Speech Emotion Recognition

This is a Speech Emotion Recognition based on RAVDESS dataset, project repository for summer 2021, Brain and Cognitive Science Society.

Clone repo using:

git clone https://github.com/Aaka3021/Speech-Emotion-Recognition--1.git

Abstract:

Speech Emotion Recognition, abbreviated as SER, is the act of attempting to recognize human emotion and the associated affective states from speech. This is capitalizing on the fact that voice often reflects underlying emotion through tone and pitch. Emotion recognition is a rapidly growing research domain in recent years. Unlike humans, machines lack the abilities to perceive and show emotions. But human-computer interaction can be improved by implementing automated emotion recognition, thereby reducing the need of human intervention.
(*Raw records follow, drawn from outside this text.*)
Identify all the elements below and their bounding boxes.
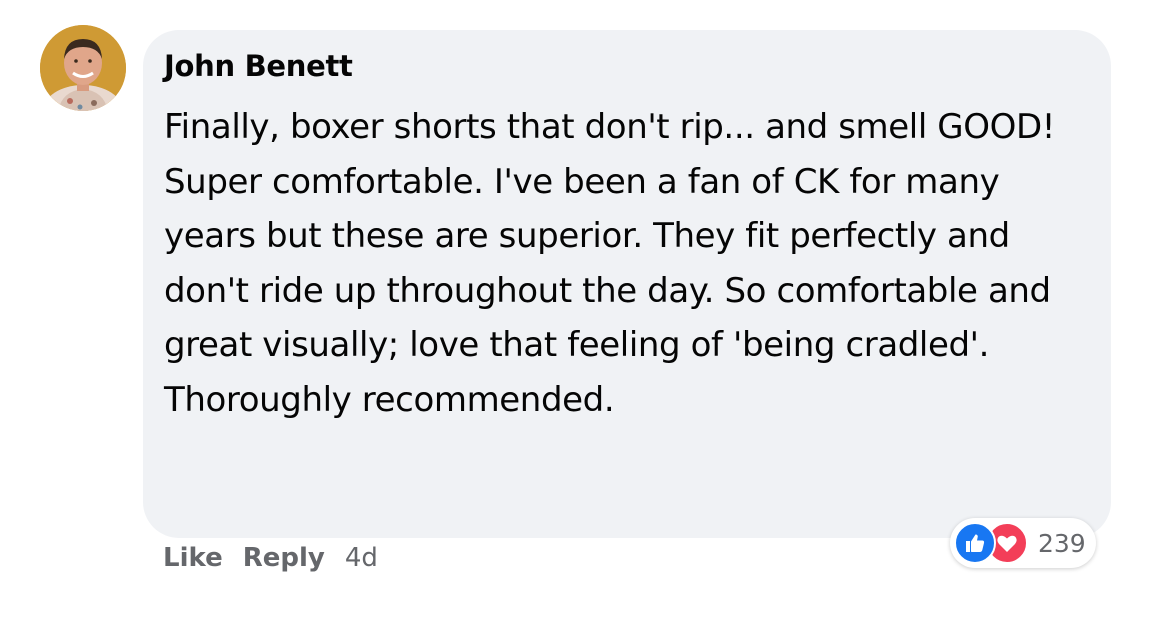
comment-text: Finally, boxer shorts that don't rip... … xyxy=(164,107,1055,420)
reaction-count: 239 xyxy=(1038,528,1086,558)
reply-button[interactable]: Reply xyxy=(243,540,325,576)
like-icon xyxy=(954,522,996,564)
comment-timestamp[interactable]: 4d xyxy=(345,540,378,576)
like-button[interactable]: Like xyxy=(163,540,223,576)
comment-author[interactable]: John Benett xyxy=(164,48,1087,84)
avatar-image xyxy=(40,25,126,111)
reactions-summary[interactable]: 239 xyxy=(950,518,1096,568)
comment-actions: Like Reply 4d xyxy=(163,540,378,576)
avatar[interactable] xyxy=(40,25,126,111)
comment-bubble: John Benett Finally, boxer shorts that d… xyxy=(143,30,1111,538)
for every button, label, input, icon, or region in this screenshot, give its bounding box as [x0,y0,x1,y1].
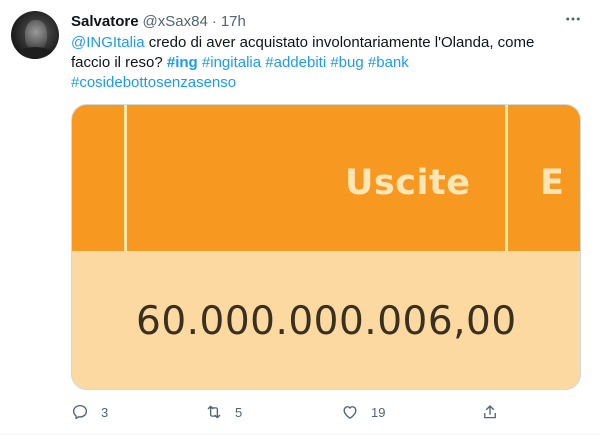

In this project, basic emotions like calm, happy, fearful, disgust etc. are analyzed from emotional speech signals. We use machine learning techniques like Multilayer perceptron Classifier (MLP Classifier) which is used to categorize the given data into respective groups which are non linearly separated. We will also use CNN (Convolutional Neural Networks) and RNN-LSTM model. Mel-frequency cepstrum coefficients (MFCC), chroma and mel features are extracted from the speech signals and used to train the MLP classifier. For achieving this objective, we use python libraries like Librosa, sklearn, pyaudio, numpy and soundfile to analyze the speech modulations and recognize the emotion.

Using RAVDESS dataset which contains around 1500 audio file inputs from 24 different actors (12 male and 12 female) who recorded short audios in 8 different emotions, we will train a NLP- based model which will be able to detect among the 8 basic emotions as well as the gender of the speaker i.e. Male voice or Female voice.
After training we can deploy this model for predicting with live voices.

Deliverables:

Learn the basics of Python, ML/DL, NLP, librosa, sklearn, etc , Literature Review , analyzing the dataset and Feature extraction. Building and training the model on the training data, followed by testing on test data. And finally, testing the model on live audio input (unseen) and collecting the results:)